Once again, the internet has caught Bieber fever with the release of Justin Bieber Penis pics. So much speculation was abound as Bieber fans and critics scoured the web for his modeling pics to zoom in on and determine if he was packing or lacking. A quick online search can reveal a slew of underwear shots with the crotch circled, followed by expert evaluation of cloth to hanging sloth ratio. Well, the jury’s verdict is in, and Justin has made us all Beliebers it seems. He is definitely packing, turning his microphone into an instrument of swinging, since he is no longer singing.

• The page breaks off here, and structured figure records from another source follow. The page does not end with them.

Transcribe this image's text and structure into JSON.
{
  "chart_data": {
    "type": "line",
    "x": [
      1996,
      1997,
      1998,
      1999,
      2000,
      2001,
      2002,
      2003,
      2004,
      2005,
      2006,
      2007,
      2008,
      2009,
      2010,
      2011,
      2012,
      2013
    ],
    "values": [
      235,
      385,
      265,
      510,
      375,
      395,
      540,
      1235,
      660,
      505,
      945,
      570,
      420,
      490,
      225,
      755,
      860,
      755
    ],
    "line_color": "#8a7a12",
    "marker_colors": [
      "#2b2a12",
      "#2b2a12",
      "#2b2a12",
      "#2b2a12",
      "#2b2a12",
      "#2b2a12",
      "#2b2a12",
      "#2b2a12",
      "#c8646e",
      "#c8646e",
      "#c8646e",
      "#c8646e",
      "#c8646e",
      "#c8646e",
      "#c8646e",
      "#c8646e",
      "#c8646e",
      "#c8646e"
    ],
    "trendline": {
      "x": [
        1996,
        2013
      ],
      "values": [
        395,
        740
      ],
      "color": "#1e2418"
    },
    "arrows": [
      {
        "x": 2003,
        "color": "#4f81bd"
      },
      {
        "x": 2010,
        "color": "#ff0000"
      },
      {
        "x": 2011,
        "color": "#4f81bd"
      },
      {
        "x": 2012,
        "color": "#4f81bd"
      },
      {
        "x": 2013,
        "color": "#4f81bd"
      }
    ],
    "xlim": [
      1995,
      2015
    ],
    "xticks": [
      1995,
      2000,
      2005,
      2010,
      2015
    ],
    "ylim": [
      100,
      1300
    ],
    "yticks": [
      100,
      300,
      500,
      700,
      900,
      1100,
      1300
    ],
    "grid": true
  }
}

This is just the Justin Bieber Penis news we have been waiting to hear. No longer is it up to the imagination or fantasy. Good luck finding a picture of his glorious member online at this point though through Google, for they have pulled them quicker than you can say “Three snaps in Z formation.” As much as I found myself admittedly aroused by the Justin Bieber Penis pics, I do see it as somewhat of an invasion of his privacy. Some might argue that it is just what one has to go through in his situation, for you cannot have all the good without the bad. On the other side of that coin, it isn’t like he was shown managing serious shrinkage or a micropenis.
I honestly do not see what all the fuss is about myself. He is rich, knows that the Paparazzi is always around, so who is to say he did not fluff it up a bit before walking into a perfect publicity stunt? I know I would have if ever given the opportunity. Regardless, we all look forward to that inevitable decision to model nude for his fans all over the world!